Organisers of the Auckland Armageddon Expo have cancelled their planned 2022 event due to continued uncertainty about being able to hold the event at the ASB Showgrounds.
They'd been awaiting the outcome of an appeal to the High Court over the future of the venue.
Currently the ASB Showgrounds is not being used for events as its owners - the Cornwall Park Trust Board - revealed in June 2022 they are seeking to lease the land to a film company.
However, that decision was challenged in the High Court by Brent Spillane, the MD of XPO Exhibitions, who argued 5ha of the 8.2ha site was protected for the use of trade shows, exhibitions and entertainment under the Cornwall Park Recreation & Endowment Act 1982.
That is what organisers had been waiting on to see if their biggest show of the year could go ahead. They'd been hoping a decision would be released by September 30, which could mean the show would go on - but as of the organisers' deadline of 4pm on Friday, that hadn't happened.
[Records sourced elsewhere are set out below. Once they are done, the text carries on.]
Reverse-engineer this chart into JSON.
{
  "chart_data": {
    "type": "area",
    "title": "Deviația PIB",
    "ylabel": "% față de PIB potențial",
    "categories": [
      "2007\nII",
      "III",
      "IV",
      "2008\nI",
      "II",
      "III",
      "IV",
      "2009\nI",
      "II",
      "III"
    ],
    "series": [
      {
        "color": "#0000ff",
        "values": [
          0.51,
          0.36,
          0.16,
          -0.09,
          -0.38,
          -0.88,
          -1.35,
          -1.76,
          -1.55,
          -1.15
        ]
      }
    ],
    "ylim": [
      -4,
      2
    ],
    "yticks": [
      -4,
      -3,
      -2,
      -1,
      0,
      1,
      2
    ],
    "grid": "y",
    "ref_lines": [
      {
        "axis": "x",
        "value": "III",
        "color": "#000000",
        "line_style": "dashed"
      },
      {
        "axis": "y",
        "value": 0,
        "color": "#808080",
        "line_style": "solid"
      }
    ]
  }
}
That meant they have cancelled the Labour Weekend show.
Armageddon expo director Bill Geradts told Newshub that after being forced to cancel various shows due to COVID-19, he was absolutely gutted.
"After the last couple of years and having to deal with everything that's occurred with that, I thought we were done, but we could finally get back to, you know, just doing what people want us to do the way we want to do it.
"And yet here we are again. At the finish line virtually and not being able to get across" he said.
The four-day event has been held at Auckland's ASB Showgrounds for years and sees upwards of 60,000 attendees over the holiday weekend, which is said to bring significant money into the local economy.
On September 19, organisers posted on social media they were still awaiting a High Court decision on the future of the showgrounds which were put into liquidation in June 2021 after COVID-19 forced various event cancellations at the venue.
The High Court ruled in 2021 the venue must be "predominantly used as a public event space".
However, it's been shut since June 30, 2022 while the Cornwall Park Trust Board decided on its future, having proposed to lease the showgrounds to film company Auckland's Xytech Studio Management, in favour of an events-industry proposal.
Armageddon Expo director William Geradts said they could only hold the decision on the show's 2022 future until September 30. A smaller scale event was held mid-winter at the Showgrounds between June 10 and June 12, 2022, which could potentially be the last time Auckland held any Armageddon event.
Geradts said even if the ruling came in on Monday next week, it was too late.
"By all intents and purposes, we were supposed to cancel two weeks ago. With three weeks out, that's as close as we can get. There are so many exhibitors that need to plan, that even at this point, I think we've pushed it too far."
He was still optimistic that in some shape or form, Armageddon would continue in Auckland - hopefully at the ASB Showgrounds.
"I would like to think that we'll have some sort of stability after the next year because the venue exists and we've got a relationship with the film company and with the exhibition industry and with the trust.
"So I'd like to think that we'll be able to hold the show as we planned, but when that's going to be, honestly, hopefully it's next year. It could be. It could be two years. Could be three. Honestly, I don't know, it depresses me no end."
The Armageddon shows also ran in Wellington, Christchurch, Tauranga and Palmerston North but Auckland was the biggest and most profitable.
The show's future beyond 2022 in Auckland is still up in the air as a court decision could come at any time.
But Geradts said if the venue ceases to be available as an event space, it could be a death knell for the Auckland Armageddon Expo.
"I'm just trying to stick to what we were planning to start with and we'll be moving on to our own Wellington and Christchurch shows in December and that'll be our next focus really.
"For the next two months, we're probably just going to be recovering from this debacle and move on with the original shows to get them as good as we can."
Geradts also said he was extremely disappointed that no one from the council had been involved in protecting the show's future, despite their pleas and efforts to contact them.
"I haven't had a single conversation with anybody from the council that they haven't done a damn thing to make any difference to this at all in any level. And that's been so incredibly frustrating that we just haven't been able to get even them to get in there and make it happen because honestly, they could have, no matter what they say, they could have got in there and gone, 'Okay, let's get this venue moving'.
"And not one department, mayor or anybody just got off their ass and decided to do anything."